Les avantages de la gamification, d’un point de vue marketing
Les promoteurs du concept sont convaincus que la gamification peut stimuler l’engagement pour toutes sortes d’activités, particulièrement celles qui seraient autrement ennuyantes. On peut penser à l’apprentissage d’un nouveau logiciel, à la participation à une consultation ou à un sondage…
La gamification et la recherche marketing
Si plusieurs grandes organisations et certains départements d’État s’en sont fait un allié, il en est de même pour les entreprises de recherche marketing. Certaines «gamifient» déjà leurs activités de recherche afin de stimuler la participation des membres de leurs panels web, notamment par le biais de tirages, de systèmes de points, de classement en fonction de la fidélité, etc. Il arrive que certaines pages d’inscription à des panels web de volontaires arborent l’aspect de concours, voire de jeux en ligne.
Un autre exemple intéressant nous vient d’Ipsos qui, après chacun de ses sondages, propose au répondant de jouer au «Poll Predictor» : le jeu consiste à deviner la proportion de personnes qui ont répondu «oui» à une question donnée.
Ainsi, certaines firmes n’ont pas hésité à plonger dans le mouvement. Mais s’agit-il vraiment d’une tendance? Si l’on se fie à la dernière édition du Greenbook Research Industry Trends Report, le mouvement est plutôt timide : seules 6 % des firmes interrogées disaient alors utiliser les principes de la gamification.
Une réflexion s’impose
Dans l’absolu, plusieurs détracteurs dénoncent la gamification sur une base philosophique, s’appuyant sur l’idée qu’elle dénature le plaisir de jouer, le plus souvent au profit de considérations mercantiles, ou encore qu’il s’agit d’un concept infantilisant, voire malsain.
Mais il ne faut pas jeter le bébé avec l’eau du bain. La technologie sert très bien la recherche et les nouveaux outils constituent une adaptation et une évolution des techniques de recherche classiques à notre époque.

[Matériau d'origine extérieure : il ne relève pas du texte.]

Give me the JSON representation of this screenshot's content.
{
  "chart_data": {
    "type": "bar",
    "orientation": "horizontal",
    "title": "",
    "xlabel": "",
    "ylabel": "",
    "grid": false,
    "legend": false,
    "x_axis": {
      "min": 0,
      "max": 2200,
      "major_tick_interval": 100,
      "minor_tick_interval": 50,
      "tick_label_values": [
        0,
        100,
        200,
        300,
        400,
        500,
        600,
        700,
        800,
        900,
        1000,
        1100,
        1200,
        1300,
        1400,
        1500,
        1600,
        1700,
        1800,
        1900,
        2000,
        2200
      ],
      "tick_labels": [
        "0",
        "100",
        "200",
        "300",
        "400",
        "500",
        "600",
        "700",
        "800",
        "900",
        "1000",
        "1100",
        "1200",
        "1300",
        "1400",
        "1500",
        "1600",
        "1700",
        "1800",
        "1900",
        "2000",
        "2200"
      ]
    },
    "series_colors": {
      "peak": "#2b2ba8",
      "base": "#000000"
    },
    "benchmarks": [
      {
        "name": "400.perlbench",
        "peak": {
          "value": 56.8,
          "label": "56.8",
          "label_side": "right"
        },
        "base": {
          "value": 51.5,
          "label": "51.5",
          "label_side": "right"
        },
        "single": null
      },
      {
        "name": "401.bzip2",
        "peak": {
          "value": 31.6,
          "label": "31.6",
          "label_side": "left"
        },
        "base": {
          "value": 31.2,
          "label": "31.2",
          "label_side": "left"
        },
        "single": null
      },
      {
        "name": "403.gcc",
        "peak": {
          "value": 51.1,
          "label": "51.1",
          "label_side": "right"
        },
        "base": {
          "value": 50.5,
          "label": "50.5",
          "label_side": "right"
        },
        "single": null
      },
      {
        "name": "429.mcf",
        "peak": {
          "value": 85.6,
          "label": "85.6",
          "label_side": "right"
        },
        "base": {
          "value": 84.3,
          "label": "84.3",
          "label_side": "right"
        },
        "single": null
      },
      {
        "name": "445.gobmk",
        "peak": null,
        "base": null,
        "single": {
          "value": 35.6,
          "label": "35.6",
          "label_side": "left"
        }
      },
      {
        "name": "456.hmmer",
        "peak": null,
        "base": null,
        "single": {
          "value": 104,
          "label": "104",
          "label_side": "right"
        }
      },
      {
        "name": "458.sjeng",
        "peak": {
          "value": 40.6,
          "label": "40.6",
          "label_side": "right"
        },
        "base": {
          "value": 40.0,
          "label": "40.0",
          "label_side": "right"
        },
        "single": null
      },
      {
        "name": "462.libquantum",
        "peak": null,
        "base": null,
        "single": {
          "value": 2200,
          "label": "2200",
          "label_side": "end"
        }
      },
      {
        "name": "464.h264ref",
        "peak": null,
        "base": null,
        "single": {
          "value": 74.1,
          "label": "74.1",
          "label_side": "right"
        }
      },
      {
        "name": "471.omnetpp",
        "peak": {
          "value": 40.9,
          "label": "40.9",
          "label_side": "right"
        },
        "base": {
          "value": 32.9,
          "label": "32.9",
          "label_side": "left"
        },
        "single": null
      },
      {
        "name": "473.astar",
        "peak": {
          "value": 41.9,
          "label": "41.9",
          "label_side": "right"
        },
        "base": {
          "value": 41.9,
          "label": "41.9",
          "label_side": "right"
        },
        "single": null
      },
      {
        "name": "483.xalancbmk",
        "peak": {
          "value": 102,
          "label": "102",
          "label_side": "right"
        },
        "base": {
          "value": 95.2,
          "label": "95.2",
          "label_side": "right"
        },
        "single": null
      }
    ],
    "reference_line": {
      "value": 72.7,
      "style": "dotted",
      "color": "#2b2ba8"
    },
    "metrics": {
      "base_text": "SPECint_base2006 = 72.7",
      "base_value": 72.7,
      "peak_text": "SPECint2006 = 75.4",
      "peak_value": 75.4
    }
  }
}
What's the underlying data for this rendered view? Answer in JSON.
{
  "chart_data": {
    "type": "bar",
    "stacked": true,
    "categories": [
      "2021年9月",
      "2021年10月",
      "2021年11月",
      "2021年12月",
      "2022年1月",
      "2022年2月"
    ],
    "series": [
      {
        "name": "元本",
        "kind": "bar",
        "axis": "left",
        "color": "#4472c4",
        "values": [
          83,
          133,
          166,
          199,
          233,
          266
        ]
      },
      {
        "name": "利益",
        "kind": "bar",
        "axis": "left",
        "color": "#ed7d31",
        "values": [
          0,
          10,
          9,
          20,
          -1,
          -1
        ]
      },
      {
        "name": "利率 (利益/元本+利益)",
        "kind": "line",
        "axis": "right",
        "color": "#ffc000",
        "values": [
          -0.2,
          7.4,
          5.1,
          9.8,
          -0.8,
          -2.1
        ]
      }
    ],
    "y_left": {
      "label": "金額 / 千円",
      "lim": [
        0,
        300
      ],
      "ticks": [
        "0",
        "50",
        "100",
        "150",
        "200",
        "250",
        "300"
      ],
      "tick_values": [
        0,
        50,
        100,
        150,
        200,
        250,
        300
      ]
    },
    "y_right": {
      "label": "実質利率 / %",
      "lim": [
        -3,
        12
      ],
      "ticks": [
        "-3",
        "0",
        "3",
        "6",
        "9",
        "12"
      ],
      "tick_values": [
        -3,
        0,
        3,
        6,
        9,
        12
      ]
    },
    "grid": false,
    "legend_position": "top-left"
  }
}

Là où une réflexion s’impose, c’est sur l’intégrité des données qui pourrait être compromise par les procédés ludiques. Est-il possible que les éléments de motivation « ludiques » deviennent si attrayants que la quantité supplante la qualité?
Imaginons, par exemple, un répondant tellement soucieux de sa «performance» qu’il remplirait à la hâte, sans y apporter l’attention nécessaire, le plus de sondages possible… avec les effets qu’on s’imagine sur la validité des résultats.
Le défi de l’industrie résidera certainement, en partie du moins, à trouver l’équilibre entre un « enrobage » séduisant des outils de recherche, tout en conservant un noyau solide du point de vue de la méthode et de la rigueur. L’intégrité des données devrait toujours demeurer la préoccupation première des chercheurs.
Autres sources :
Lesage, Valérie. Les Affaires, « Gérer en s’amusant » (page consultée le 14 février 2013).
Wikipédia, « Ludification », (page consultée le 14 février 2013).
À lire aussi :
La gamification de la recherche marketing (1) : définition
Cet article a été écrit par Caroline Masson, ancienne employée de SOM.
2 réponses à “La «gamification» de la recherche marketing (2) : tendance ou buzzword?”
Je crois que la gamification va croître en recherche marketing lors du premier contact avec les répondants (pour augmenter le taux de participation) et dans le choix des questions (pour les rendre plus agréables à répondre).
La gamification risque effectivement de croître, mais il faudra faire attention: un style de jeu qui semble infantile aux répondants les rebuteras.